By Keith Brown DTN Cotton Contributing Analyst
December cotton fractionally lower even as the U.S. Dollar fell on Brexit woes and traders were prepping for December’s impending delivery. However, besides Brexit, there have been some rumblings the Federal Reserve may not be as aggressive in hiking interest in 2019 as global economy is beginning to weaken.
Specific for Cotton, the December contract will soon enter its delivery. Thus, traders have been exiting the soon expiring spot December and rolling out to the March futures. The last few days have seen a noticeable increase in the volume of the Dec-Mar spread. For the week, December cotton is down 1.97 cents.

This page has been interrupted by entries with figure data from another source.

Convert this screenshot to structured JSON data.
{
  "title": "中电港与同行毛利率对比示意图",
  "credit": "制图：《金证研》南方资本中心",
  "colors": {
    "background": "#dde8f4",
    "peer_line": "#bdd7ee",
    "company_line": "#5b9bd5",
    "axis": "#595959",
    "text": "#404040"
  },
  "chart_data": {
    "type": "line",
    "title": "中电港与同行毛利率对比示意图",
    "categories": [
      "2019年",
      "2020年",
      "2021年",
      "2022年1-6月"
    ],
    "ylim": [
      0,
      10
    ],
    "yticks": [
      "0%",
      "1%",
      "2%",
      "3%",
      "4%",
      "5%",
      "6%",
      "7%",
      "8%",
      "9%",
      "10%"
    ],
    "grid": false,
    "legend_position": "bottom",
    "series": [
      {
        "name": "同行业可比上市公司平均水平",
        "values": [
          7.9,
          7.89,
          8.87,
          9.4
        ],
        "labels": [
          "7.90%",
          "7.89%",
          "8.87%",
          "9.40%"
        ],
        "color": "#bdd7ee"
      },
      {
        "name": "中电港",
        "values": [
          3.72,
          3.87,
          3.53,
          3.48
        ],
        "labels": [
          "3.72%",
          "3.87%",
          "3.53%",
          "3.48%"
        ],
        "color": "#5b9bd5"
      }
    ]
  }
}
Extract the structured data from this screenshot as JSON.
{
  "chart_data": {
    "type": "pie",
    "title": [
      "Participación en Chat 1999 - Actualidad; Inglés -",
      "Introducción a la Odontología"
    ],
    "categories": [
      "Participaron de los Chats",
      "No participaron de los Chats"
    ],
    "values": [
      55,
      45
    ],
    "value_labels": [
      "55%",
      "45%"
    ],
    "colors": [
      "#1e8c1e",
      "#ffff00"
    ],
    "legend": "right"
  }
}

Also Friday, USDA reported another round of slow sales and exports. Yet, what struck us about Friday’s data was the number of countries cancelling business, in addition to China’s “usual” cancellations. To that end, in two weeks the G-20 Meeting commences in Buenos Aries, Argentina. Supposedly, the U.S. and China have agreed to a sidebar meeting to discuss trade. In fact, comments from President Trump indicating no new tariffs are planned for China was interpreted by traders as friendly to the market.
Next week will see abbreviated trading. The market will be closed Thursday in observance of the Thanksgiving holiday and then trade a partial session on Friday.
December cotton settled at 76.12 cents, down 0.13 cent, with March at 78.29 cents, up 0.01 cent and December 2019 was 77.21 cents, down 0.09 cent. Friday’s estimated volume was 37,400 contracts traded.